Targeted Repairs and Treatment vs Re-Cladding
In 2005, the Moisture Detection Company patented the Mdu Moisture Detection Probes which have been installed discretely through the skirting boards in thousands of NZ homes.
Once the probes are in all locations where there may be a weathertightness risk, you have detailed information on any wet framing, any decay and what, if any timber treatment was used.
From that position of knowledge, you can make an informed decision about what to do next; do nothing, do targeted repairs and treatment, or go on for the full re-clad.
Targeted repairs and treatment have these goals:
- Stop the leaks and modify defective details to manage or stop future leaks.

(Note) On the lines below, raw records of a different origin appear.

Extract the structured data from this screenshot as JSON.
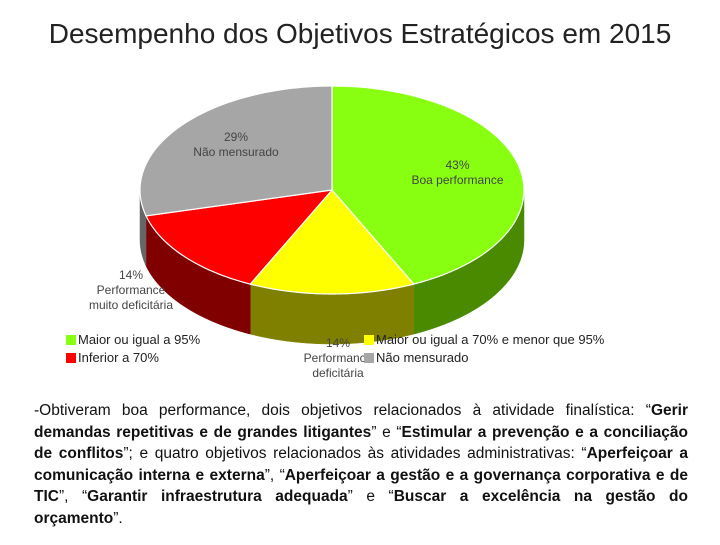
{
  "title": "Desempenho dos Objetivos Estratégicos em 2015",
  "chart_data": {
    "type": "pie",
    "title": "Desempenho dos Objetivos Estratégicos em 2015",
    "slices": [
      {
        "legend": "Maior ou igual a 95%",
        "value": 43,
        "label_pct": "43%",
        "label_text": "Boa performance",
        "color": "#88ff11",
        "side": "#4a8a00"
      },
      {
        "legend": "Maior ou igual a 70% e menor que 95%",
        "value": 14,
        "label_pct": "14%",
        "label_text": "Performance deficitária",
        "color": "#ffff00",
        "side": "#808000"
      },
      {
        "legend": "Inferior a 70%",
        "value": 14,
        "label_pct": "14%",
        "label_text": "Performance muito deficitária",
        "color": "#ff0000",
        "side": "#800000"
      },
      {
        "legend": "Não mensurado",
        "value": 29,
        "label_pct": "29%",
        "label_text": "Não mensurado",
        "color": "#a6a6a6",
        "side": "#666666"
      }
    ]
  },
  "labels": {
    "boa_pct": "43%",
    "boa_text": "Boa performance",
    "nao_pct": "29%",
    "nao_text": "Não mensurado",
    "muito_pct": "14%",
    "muito_text1": "Performance",
    "muito_text2": "muito deficitária",
    "def_pct": "14%",
    "def_text1": "Performance",
    "def_text2": "deficitária"
  },
  "legend": {
    "item1": "Maior ou igual a 95%",
    "item2": "Inferior a 70%",
    "item3": "Maior ou igual a 70% e menor que 95%",
    "item4": "Não mensurado"
  },
  "body": {
    "p1": "-Obtiveram boa performance, dois objetivos relacionados à atividade finalística: “",
    "b1": "Gerir demandas repetitivas e de grandes litigantes",
    "p2": "” e “",
    "b2": "Estimular a prevenção e a conciliação de conflitos",
    "p3": "”; e quatro objetivos relacionados às atividades administrativas: “",
    "b3": "Aperfeiçoar a comunicação interna e externa",
    "p4": "”, “",
    "b4": "Aperfeiçoar a gestão e a governança corporativa e de TIC",
    "p5": "”, “",
    "b5": "Garantir infraestrutura adequada",
    "p6": "” e “",
    "b6": "Buscar a excelência na gestão do orçamento",
    "p7": "”."
  }
}
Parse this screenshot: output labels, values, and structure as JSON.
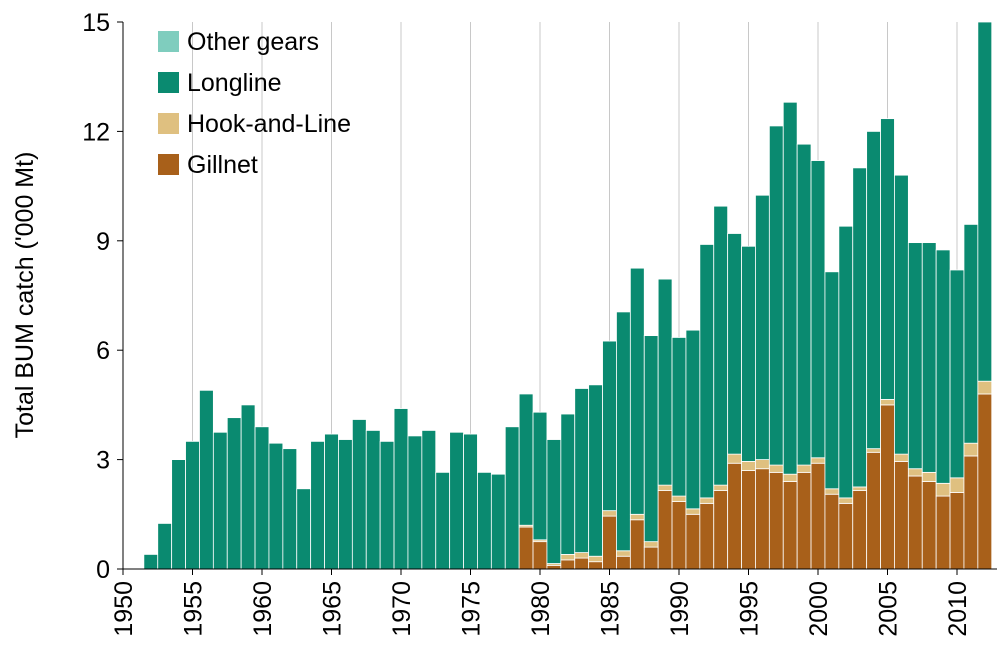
{
  "chart_data": {
    "type": "bar",
    "stacked": true,
    "xlabel": "",
    "ylabel": "Total BUM catch ('000 Mt)",
    "ylim": [
      0,
      15
    ],
    "yticks": [
      "0",
      "3",
      "6",
      "9",
      "12",
      "15"
    ],
    "xticks": [
      "1950",
      "1955",
      "1960",
      "1965",
      "1970",
      "1975",
      "1980",
      "1985",
      "1990",
      "1995",
      "2000",
      "2005",
      "2010"
    ],
    "grid": "vertical lines at x ticks",
    "legend_position": "top-left",
    "categories": [
      1950,
      1951,
      1952,
      1953,
      1954,
      1955,
      1956,
      1957,
      1958,
      1959,
      1960,
      1961,
      1962,
      1963,
      1964,
      1965,
      1966,
      1967,
      1968,
      1969,
      1970,
      1971,
      1972,
      1973,
      1974,
      1975,
      1976,
      1977,
      1978,
      1979,
      1980,
      1981,
      1982,
      1983,
      1984,
      1985,
      1986,
      1987,
      1988,
      1989,
      1990,
      1991,
      1992,
      1993,
      1994,
      1995,
      1996,
      1997,
      1998,
      1999,
      2000,
      2001,
      2002,
      2003,
      2004,
      2005,
      2006,
      2007,
      2008,
      2009,
      2010,
      2011,
      2012
    ],
    "series": [
      {
        "name": "Gillnet",
        "color": "#A8601A",
        "values": [
          0,
          0,
          0,
          0,
          0,
          0,
          0,
          0,
          0,
          0,
          0,
          0,
          0,
          0,
          0,
          0,
          0,
          0,
          0,
          0,
          0,
          0,
          0,
          0,
          0,
          0,
          0,
          0,
          0,
          1.15,
          0.75,
          0.1,
          0.25,
          0.3,
          0.2,
          1.45,
          0.35,
          1.35,
          0.6,
          2.15,
          1.85,
          1.5,
          1.8,
          2.15,
          2.9,
          2.7,
          2.75,
          2.65,
          2.4,
          2.65,
          2.9,
          2.05,
          1.8,
          2.15,
          3.2,
          4.5,
          2.95,
          2.55,
          2.4,
          2.0,
          2.1,
          3.1,
          4.8
        ]
      },
      {
        "name": "Hook-and-Line",
        "color": "#DFC080",
        "values": [
          0,
          0,
          0,
          0,
          0,
          0,
          0,
          0,
          0,
          0,
          0,
          0,
          0,
          0,
          0,
          0,
          0,
          0,
          0,
          0,
          0,
          0,
          0,
          0,
          0,
          0,
          0,
          0,
          0,
          0.05,
          0.05,
          0.05,
          0.15,
          0.15,
          0.15,
          0.15,
          0.15,
          0.15,
          0.15,
          0.15,
          0.15,
          0.15,
          0.15,
          0.15,
          0.25,
          0.25,
          0.25,
          0.2,
          0.2,
          0.2,
          0.15,
          0.15,
          0.15,
          0.1,
          0.1,
          0.15,
          0.2,
          0.2,
          0.25,
          0.35,
          0.4,
          0.35,
          0.35
        ]
      },
      {
        "name": "Longline",
        "color": "#0A8A70",
        "values": [
          0,
          0,
          0.4,
          1.25,
          3.0,
          3.5,
          4.9,
          3.75,
          4.15,
          4.5,
          3.9,
          3.45,
          3.3,
          2.2,
          3.5,
          3.7,
          3.55,
          4.1,
          3.8,
          3.5,
          4.4,
          3.65,
          3.8,
          2.65,
          3.75,
          3.7,
          2.65,
          2.6,
          3.9,
          3.6,
          3.5,
          3.4,
          3.85,
          4.5,
          4.7,
          4.65,
          6.55,
          6.75,
          5.65,
          5.65,
          4.35,
          4.9,
          6.95,
          7.65,
          6.05,
          5.9,
          7.25,
          9.3,
          10.2,
          8.8,
          8.15,
          5.95,
          7.45,
          8.75,
          8.7,
          7.7,
          7.65,
          6.2,
          6.3,
          6.4,
          5.7,
          6.0,
          9.95
        ]
      },
      {
        "name": "Other gears",
        "color": "#7FCDBE",
        "values": [
          0,
          0,
          0,
          0,
          0,
          0,
          0,
          0,
          0,
          0,
          0,
          0,
          0,
          0,
          0,
          0,
          0,
          0,
          0,
          0,
          0,
          0,
          0,
          0,
          0,
          0,
          0,
          0,
          0,
          0,
          0,
          0,
          0,
          0,
          0,
          0,
          0,
          0,
          0,
          0,
          0,
          0,
          0,
          0,
          0,
          0,
          0,
          0,
          0,
          0,
          0,
          0,
          0,
          0,
          0,
          0,
          0,
          0,
          0,
          0,
          0,
          0,
          0
        ]
      }
    ],
    "legend_order": [
      "Other gears",
      "Longline",
      "Hook-and-Line",
      "Gillnet"
    ]
  }
}
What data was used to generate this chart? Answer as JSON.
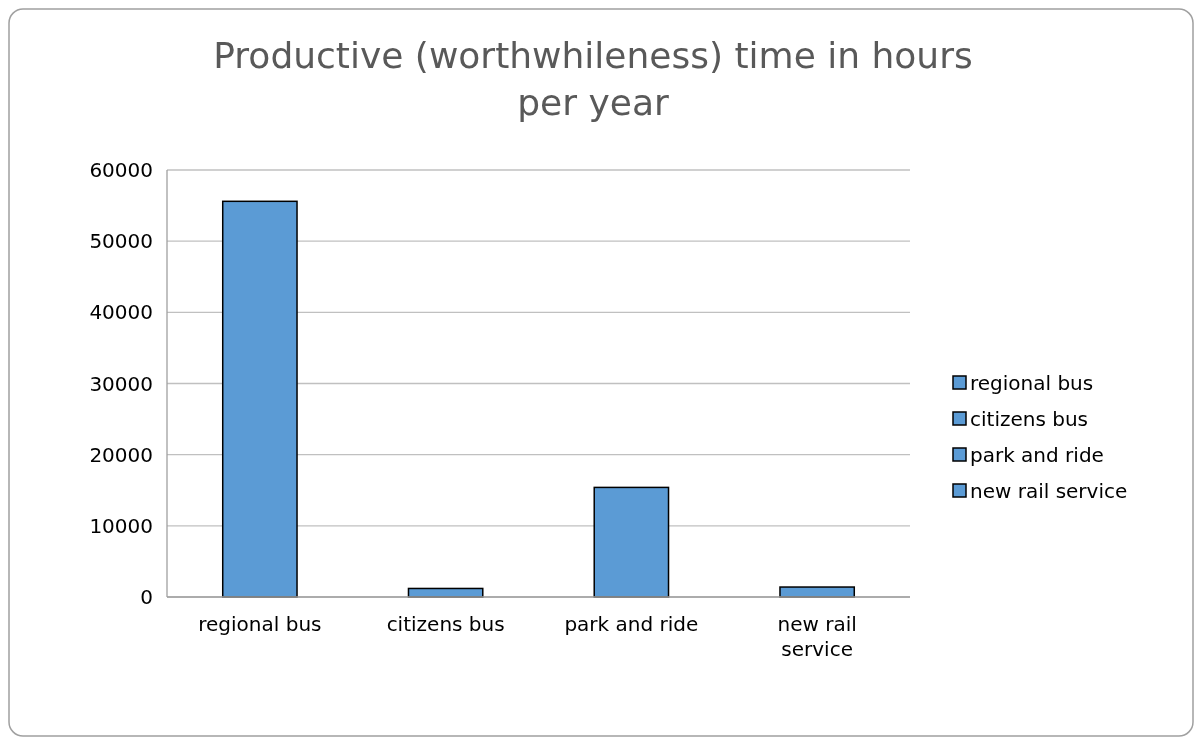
{
  "chart_data": {
    "type": "bar",
    "title": "Productive (worthwhileness) time in hours per year",
    "categories": [
      "regional bus",
      "citizens bus",
      "park and ride",
      "new rail service"
    ],
    "series": [
      {
        "name": "regional bus",
        "color": "#5b9bd5",
        "values": [
          55600,
          null,
          null,
          null
        ]
      },
      {
        "name": "citizens bus",
        "color": "#5b9bd5",
        "values": [
          null,
          1200,
          null,
          null
        ]
      },
      {
        "name": "park and ride",
        "color": "#5b9bd5",
        "values": [
          null,
          null,
          15400,
          null
        ]
      },
      {
        "name": "new rail service",
        "color": "#5b9bd5",
        "values": [
          null,
          null,
          null,
          1400
        ]
      }
    ],
    "ylim": [
      0,
      60000
    ],
    "yticks": [
      0,
      10000,
      20000,
      30000,
      40000,
      50000,
      60000
    ],
    "grid": "y",
    "legend": "right"
  }
}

- Ensure that timber that may be affected by current or future leaks is protected by adequate treatment. If the timber is untreated then post-treat with RotStop.
- Remove and replace decayed timber if it is affecting the structural integrity of the house – or just treat it and leave it.
That way buildings can be saved, remain healthy and liveable and for a lot less anxiety and costs. The Building Act does not mandate that no decay is allowed in a building. It does not even mandate no leaks. What it does mandates is that leaks are not to progress to cause structural problems, which is limited to load bearing, bracing and maintaining secure claddings and linings. External walls are often over engineered, with safety margins of 50% or more. Leaving minor decay that has been treated in some walls has no effect on the structure and remains in full compliance with the Building Act.
Compare this to a re-clad where any timber within one metre of visibly stained wood is marked for replacement. This can mean expensive replacement even if the staining is due to the framing getting wet during construction and is still good, sound timber.